Mocna druga połowa Piasta

28.02.24Utworzono
/uploads/assets/5660/428603279_778815240947485_8326926927957561842_n.jpg
W pierwszej połowie Jagiellonia stawiała jeszcze trudne warunki, ale po zmianie stron Piast narzucił swój styl gry i pewnie zwyciężył 9:3.

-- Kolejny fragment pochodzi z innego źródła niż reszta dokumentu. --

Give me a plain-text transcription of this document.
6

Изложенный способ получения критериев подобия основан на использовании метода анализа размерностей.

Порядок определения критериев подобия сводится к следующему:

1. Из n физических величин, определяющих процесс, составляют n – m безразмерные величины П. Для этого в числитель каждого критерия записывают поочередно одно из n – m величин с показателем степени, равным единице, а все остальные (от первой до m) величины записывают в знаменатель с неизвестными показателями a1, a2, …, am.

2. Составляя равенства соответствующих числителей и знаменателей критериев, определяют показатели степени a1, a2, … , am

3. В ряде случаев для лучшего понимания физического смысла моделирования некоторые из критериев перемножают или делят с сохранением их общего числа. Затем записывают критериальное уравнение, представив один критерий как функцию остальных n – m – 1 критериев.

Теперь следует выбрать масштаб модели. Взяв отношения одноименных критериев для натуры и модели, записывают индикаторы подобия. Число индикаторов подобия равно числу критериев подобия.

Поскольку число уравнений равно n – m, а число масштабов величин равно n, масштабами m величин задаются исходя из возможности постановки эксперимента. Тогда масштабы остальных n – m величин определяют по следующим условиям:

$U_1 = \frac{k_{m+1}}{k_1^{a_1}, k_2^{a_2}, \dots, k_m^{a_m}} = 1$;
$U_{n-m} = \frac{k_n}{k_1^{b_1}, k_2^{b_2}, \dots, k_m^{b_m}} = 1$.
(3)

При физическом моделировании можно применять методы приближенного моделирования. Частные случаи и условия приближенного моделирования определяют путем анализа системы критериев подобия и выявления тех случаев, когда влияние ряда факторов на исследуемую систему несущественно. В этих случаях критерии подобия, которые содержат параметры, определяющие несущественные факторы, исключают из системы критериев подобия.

Faworyt tego meczu był tylko jeden. Piast przystępował do potyczki z Jagiellonią po zeszłotygodniowej porażce wyjazdowej z BSF-em ABJ Bochnia. Z kolei goście z Białegostoku są w niezwykle trudnym położeniu i tylko cud uchroni ich przed utrzymaniem się w FOGO Futsal Ekstraklasie, a do tego do meczu przystępowali w mocno osłabionym składzie. 

 

Jak się można było tego spodziewać, Piast różnymi sposobami atakował i szukał pierwszego trafienia. Pokonać Kamila Ulmana udało się w szóstej minucie po składnej akcji Luisa Bertoletto z Miguelem Pegachą. Ten drugi wpakował piłkę do siatki. I kiedy wydawało się, że Piastowi łatwiej będzie konstruować kolejne sytuacje, to odpowiedź Jagi przyszła bardzo szybko. Ze swoich warunków fizycznych skorzystał Jacek Dzienis, który odebrał piłkę jednemu z graczy Piasta i wpakował piłkę do siatki. 

 

Przy tym stanie, mecz zrobił się bardzo ciekawy z dużą ilością okazji… z obu stron. Podrażnieni gospodarze atakowali jeszcze bardziej zaciekle, ale do głosu doszła też Jagiellonia, która zagrażała bramce Michała Widucha. Do siatki trafili jednak gospodarze. W dwunastej minucie na listę strzelców wpisał się Bertoline. 

 

Przewaga Piasta w kolejnych minutach była już wyraźna. Na 3:1 podwyższył Edgar Varela mocnym strzałem pod poprzeczkę, a chwilę później Bruno Graca po rzucie rożnym. Jaga jednak nie składała broni w końcówce pierwszej połowy i za sprawą Grzegorza Makala zdobyła bramkę. 

 

W ostatnich minutach czerwoną kartką ukarany został Rick i Piast w ostatnich minutach musiał grać z jednym zawodnikiem z pola mniej. Wykorzystała to Jagiellonia i Piotr Skiepko zdobył kontaktową bramkę. Do przerwy gliwiczanie prowadzili 4:3. 

 

Po zmianie stron Piast dążył do wyższego prowadzenia, nie chcąc doprowadzić do nerwowej dla siebie sytuacji. I trzy minuty po zmianie stron Rafael Cadini zdobył bramkę na 5:3. 

 

Jaga chwilę później poszła va banque i wycofała bramkarza. Był strzał w słupek, ale nie byliśmy świadkami żadnego trafienia dla gości. Strzelili za to gospodarze i to dwukrotnie. Najpierw Cadini, a później Vinicius Lazzeretti doprowadzili do stanu 7:3. 

 

Na sześć minut przed końcem czerwoną kartką został ukarany Dzienis i sytuacja Jagi stała się bardzo trudna. Piast nie wykorzystał gry w przewadze, ale na trzy minuty przed końcem dorzucili jeszcze dwie bramki. Gliwiczanie wygrali pewnie i zasłużenie 9:3 mimo trudniejszej pierwszej połowy. 


PIAST GLIWICE - JAGIELLONIA BIAŁYSTOK 9:3 (4:3)

Bramki: Miguel Pegacha 6, Breno Bertoline 12, 37, Edgar Varela 16, Bruno Graca 17, Rafael Cadini 23, 32, Vinicius Lazzeretti 33, Patrik Zatovic 38 - Jacek Dzienis 7, Grzegorz Makal 18, Piotr Skiepko 20.